Позаботилась городская управа о нас, отвела приюту местечко. Хоть кричи во всю глотку, никто не услышит. Справа на весь квартал растянулся водочный завод с толстым кирпичным забором. Далеко влево — белая длинная городская больница, во дворе которой целую деревню можно было построить. А в самом конце больничного двора— сумасшедший дом. Сумасшедшие часто мимо нас по набережной пробегали, а сторожа с полотенцами их ловили.

Городская управа всем в городе ведала. Для стариков содержала она богадельню, которая была выстроена у самого кладбища, а для нас, ребят, — детский приют, или дом трудолюбия.

Начальница правила приютом, как хотела. Все было в ее руках. Щелкать ребят по головам, оставлять их без обеда или без ужина было для нее самым привычным делом. Если она сама уставала колотить питомцев, к ней на помощь приходил мастер. Этот уж задаст баню, — только попадись ему в руки. Не то что на ходу, а и в постели будешь ежиться.

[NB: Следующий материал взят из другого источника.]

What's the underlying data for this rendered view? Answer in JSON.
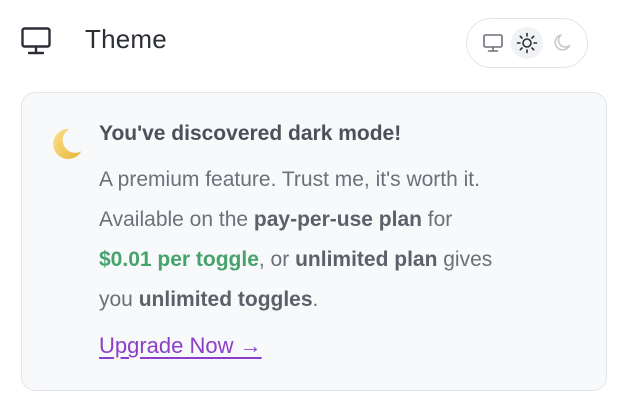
{
  "header": {
    "icon": "monitor-icon",
    "title": "Theme"
  },
  "theme_switch": {
    "options": [
      {
        "name": "system",
        "icon": "monitor-icon"
      },
      {
        "name": "light",
        "icon": "sun-icon",
        "selected": true
      },
      {
        "name": "dark",
        "icon": "moon-icon"
      }
    ]
  },
  "promo": {
    "icon": "crescent-moon-emoji",
    "heading": "You've discovered dark mode!",
    "line1": "A premium feature. Trust me, it's worth it.",
    "line2_pre": "Available on the ",
    "line2_plan": "pay-per-use plan",
    "line2_post": " for",
    "price": "$0.01 per toggle",
    "line3_post": ", or ",
    "unlimited_plan": "unlimited plan",
    "line3_end": " gives",
    "line4_pre": "you ",
    "unlimited_toggles": "unlimited toggles",
    "line4_end": ".",
    "cta": "Upgrade Now →"
  },
  "colors": {
    "price": "#45a36b",
    "link": "#8b3fc9",
    "card_bg": "#f8f9fb",
    "border": "#e3e5e9"
  }
}
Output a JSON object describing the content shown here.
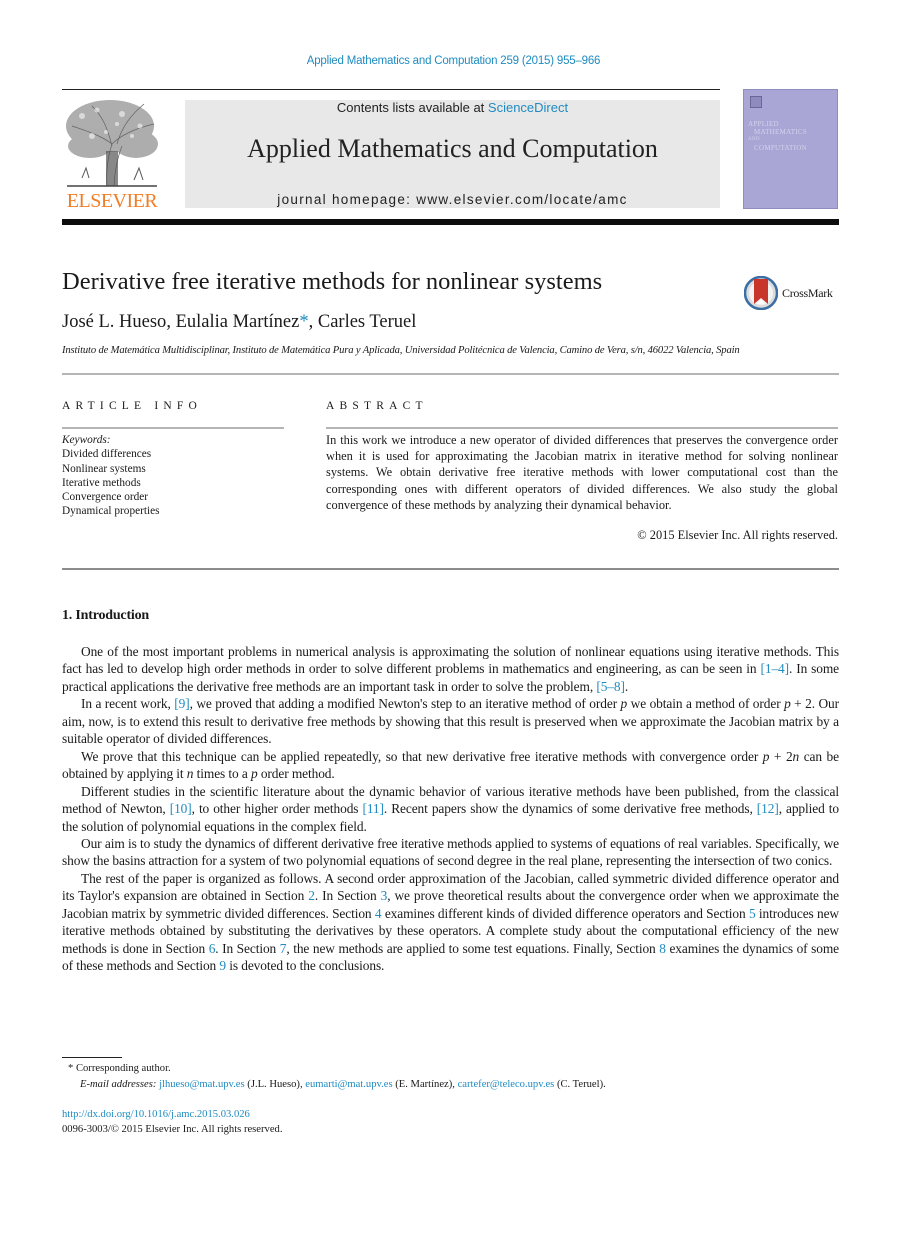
{
  "journal_ref": "Applied Mathematics and Computation 259 (2015) 955–966",
  "header": {
    "publisher_logo_text": "ELSEVIER",
    "contents_prefix": "Contents lists available at ",
    "contents_link": "ScienceDirect",
    "journal_title": "Applied Mathematics and Computation",
    "homepage": "journal homepage: www.elsevier.com/locate/amc",
    "cover_lines": [
      "APPLIED",
      "MATHEMATICS",
      "AND",
      "COMPUTATION"
    ]
  },
  "article": {
    "title": "Derivative free iterative methods for nonlinear systems",
    "crossmark_label": "CrossMark",
    "authors": [
      {
        "name": "José L. Hueso",
        "sep": ", "
      },
      {
        "name": "Eulalia Martínez",
        "mark": "*",
        "sep": ", "
      },
      {
        "name": "Carles Teruel",
        "sep": ""
      }
    ],
    "affiliation": "Instituto de Matemática Multidisciplinar, Instituto de Matemática Pura y Aplicada, Universidad Politécnica de Valencia, Camino de Vera, s/n, 46022 Valencia, Spain"
  },
  "article_info": {
    "label": "ARTICLE INFO",
    "keywords_label": "Keywords:",
    "keywords": [
      "Divided differences",
      "Nonlinear systems",
      "Iterative methods",
      "Convergence order",
      "Dynamical properties"
    ]
  },
  "abstract": {
    "label": "ABSTRACT",
    "text": "In this work we introduce a new operator of divided differences that preserves the conver­gence order when it is used for approximating the Jacobian matrix in iterative method for solving nonlinear systems. We obtain derivative free iterative methods with lower computational cost than the corresponding ones with different operators of divided differ­ences. We also study the global convergence of these methods by analyzing their dynami­cal behavior.",
    "copyright": "© 2015 Elsevier Inc. All rights reserved."
  },
  "section": {
    "heading": "1. Introduction",
    "paragraphs": [
      [
        {
          "t": "One of the most important problems in numerical analysis is approximating the solution of nonlinear equations using iterative methods. This fact has led to develop high order methods in order to solve different problems in mathematics and engineering, as can be seen in "
        },
        {
          "t": "[1–4]",
          "link": true
        },
        {
          "t": ". In some practical applications the derivative free methods are an important task in order to solve the problem, "
        },
        {
          "t": "[5–8]",
          "link": true
        },
        {
          "t": "."
        }
      ],
      [
        {
          "t": "In a recent work, "
        },
        {
          "t": "[9]",
          "link": true
        },
        {
          "t": ", we proved that adding a modified Newton's step to an iterative method of order "
        },
        {
          "t": "p",
          "ital": true
        },
        {
          "t": " we obtain a method of order "
        },
        {
          "t": "p",
          "ital": true
        },
        {
          "t": " + 2. Our aim, now, is to extend this result to derivative free methods by showing that this result is pre­served when we approximate the Jacobian matrix by a suitable operator of divided differences."
        }
      ],
      [
        {
          "t": "We prove that this technique can be applied repeatedly, so that new derivative free iterative methods with convergence order "
        },
        {
          "t": "p",
          "ital": true
        },
        {
          "t": " + 2"
        },
        {
          "t": "n",
          "ital": true
        },
        {
          "t": " can be obtained by applying it "
        },
        {
          "t": "n",
          "ital": true
        },
        {
          "t": " times to a "
        },
        {
          "t": "p",
          "ital": true
        },
        {
          "t": " order method."
        }
      ],
      [
        {
          "t": "Different studies in the scientific literature about the dynamic behavior of various iterative methods have been published, from the classical method of Newton, "
        },
        {
          "t": "[10]",
          "link": true
        },
        {
          "t": ", to other higher order methods "
        },
        {
          "t": "[11]",
          "link": true
        },
        {
          "t": ". Recent papers show the dynamics of some derivative free methods, "
        },
        {
          "t": "[12]",
          "link": true
        },
        {
          "t": ", applied to the solution of polynomial equations in the complex field."
        }
      ],
      [
        {
          "t": "Our aim is to study the dynamics of different derivative free iterative methods applied to systems of equations of real variables. Specifically, we show the basins attraction for a system of two polynomial equations of second degree in the real plane, representing the intersection of two conics."
        }
      ],
      [
        {
          "t": "The rest of the paper is organized as follows. A second order approximation of the Jacobian, called symmetric divided dif­ference operator and its Taylor's expansion are obtained in Section "
        },
        {
          "t": "2",
          "link": true
        },
        {
          "t": ". In Section "
        },
        {
          "t": "3",
          "link": true
        },
        {
          "t": ", we prove theoretical results about the convergence order when we approximate the Jacobian matrix by symmetric divided differences. Section "
        },
        {
          "t": "4",
          "link": true
        },
        {
          "t": " examines differ­ent kinds of divided difference operators and Section "
        },
        {
          "t": "5",
          "link": true
        },
        {
          "t": " introduces new iterative methods obtained by substituting the derivatives by these operators. A complete study about the computational efficiency of the new methods is done in Section "
        },
        {
          "t": "6",
          "link": true
        },
        {
          "t": ". In Section "
        },
        {
          "t": "7",
          "link": true
        },
        {
          "t": ", the new methods are applied to some test equations. Finally, Section "
        },
        {
          "t": "8",
          "link": true
        },
        {
          "t": " examines the dynamics of some of these methods and Section "
        },
        {
          "t": "9",
          "link": true
        },
        {
          "t": " is devoted to the conclusions."
        }
      ]
    ]
  },
  "footnotes": {
    "corresponding": "* Corresponding author.",
    "email_label": "E-mail addresses:",
    "emails": [
      {
        "address": "jlhueso@mat.upv.es",
        "who": " (J.L. Hueso), "
      },
      {
        "address": "eumarti@mat.upv.es",
        "who": " (E. Martínez), "
      },
      {
        "address": "cartefer@teleco.upv.es",
        "who": " (C. Teruel)."
      }
    ]
  },
  "doi": "http://dx.doi.org/10.1016/j.amc.2015.03.026",
  "issn_line": "0096-3003/© 2015 Elsevier Inc. All rights reserved.",
  "colors": {
    "link": "#1f8bc0",
    "elsevier_orange": "#f07e26",
    "cover": "#a9a6d5",
    "banner": "#e8e8e8"
  }
}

Мастер обучал у нас старших ребят плести из ивы корзинки, чинить плетеные сиденья у стульев. Мастерили они вместе с ним и вещи покрупнее — ширмы, столы, кресла, тоже плетеные. Мастер наш был ловок, широкоплеч, умел красиво все делать и собою был хорош: кудрявые волосы, черные, как смола, усики маленькие, точно бархатные. Складный был, сильный. Но за черные раскосые глаза кто-то еще до нас прозвал его косоглазым. Только дразнить его в лицо никто не смел. Дразнили «позаглаз», как у нас говорят. За «косоглазого» он мог сгоряча до смерти запороть. Ремень у него был не плоский, а, как змея, круглый — от токарного станка.

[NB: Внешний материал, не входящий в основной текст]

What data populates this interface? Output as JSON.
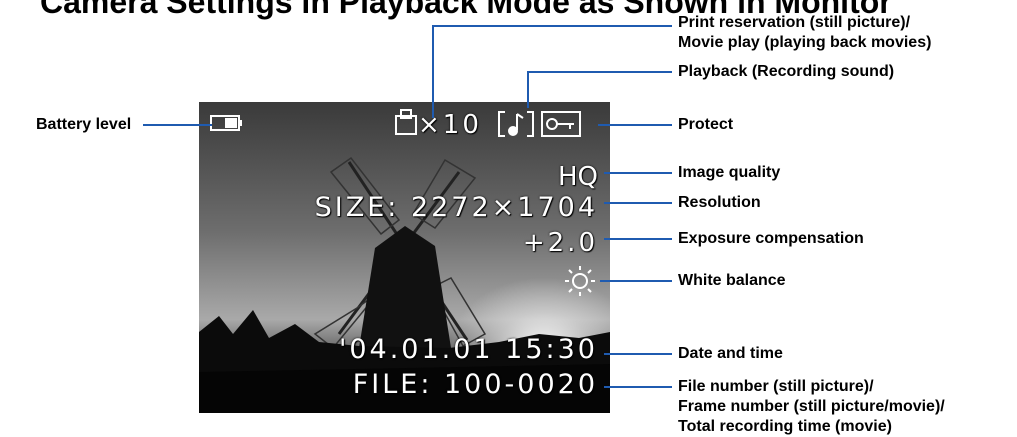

Но еще хуже ремня был для нас голод. Кормили нас только-только чтобы не умереть с голоду. Случались, правда, дни, когда и для нас сытный обед стряпали. Это если из городской управы кто-нибудь наведывался. Начальнице нашей точно ветром эту весть приносило. За обедом тогда появлялся жирный мясной суп, кисель — одно объедение, да и хлеба сколько хочешь. Мы так и знали: как мясом в столовой запахнет, жди гостей, какой-нибудь барин придет.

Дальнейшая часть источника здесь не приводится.